À 17h45, la superviseure me dit que je peux fermer ma caisse. Je trime depuis 8h30. Je suis lessivée. Qui a dit que le travail de caissière était facile?

Jour 3. Jeudi, 9h

Le magasin tourne au ralenti. Le directeur en profite pour tenir une réunion impromptue. Il porte une chemise blanche et non l'incontournable chandail gris et rouge de la chaîne. Tout le monde est debout autour de lui. Il parle des ventes, de la motivation des employés et des soldes de la semaine.

Un commis lui demande pourquoi la convention collective n'est pas encore signée. Elle est échue depuis un an. «Ça avance, ça avance», répond le directeur. Son optimisme est accueilli par un silence poli.
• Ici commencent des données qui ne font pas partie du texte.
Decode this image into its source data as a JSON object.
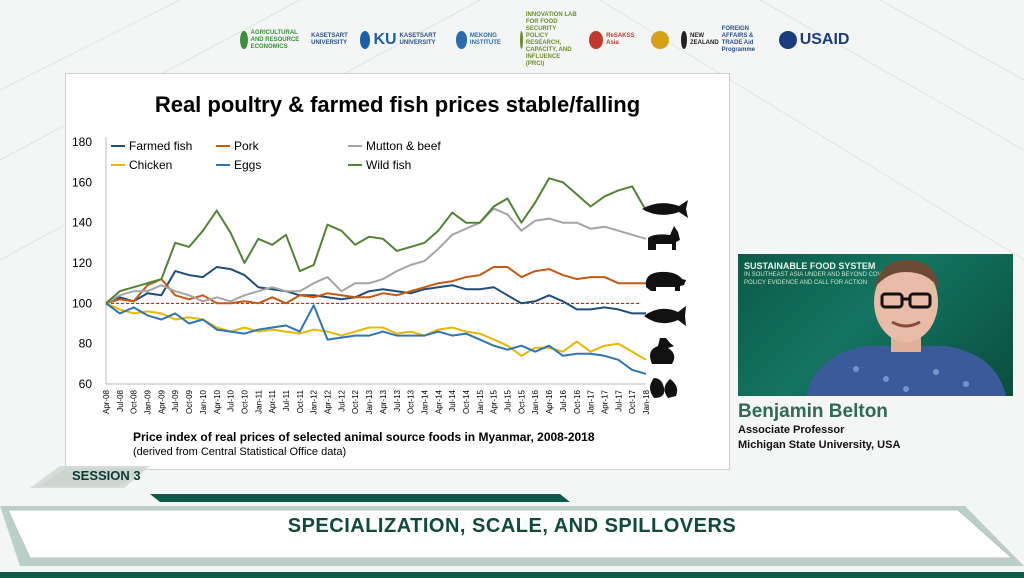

Avant dîner, je quitte ma caisse pour une «formation». Pendant deux heures, Sandra, mon ange gardien, lit des instructions sur des feuilles plastifiées. Elle m'explique comment porter fièrement mon uniforme, comment accueillir un client et lui parler de la carte de crédit du magasin, comment bien peser les aliments et comment examiner la plateforme inférieure des chariots où s'empilent des caisses d'eau et de bière afin de m'assurer que les clients ne fileront pas sans payer.

«Quand un client arrive à votre caisse, lit Sandra, vous devez lui dire bonjour en souriant.»

Je dîne à 13h18. Pointe avant, pointe après. Total: une heure, pas une minute de plus, pas une minute de moins.

La salle à manger est tranquille. Il est tard, la plupart des employés ont déjà mangé. Mathieu, étudiant, est là. «Veux-tu jouer aux cartes?»

L'heure passe terriblement vite. Mathieu me bat aux cartes.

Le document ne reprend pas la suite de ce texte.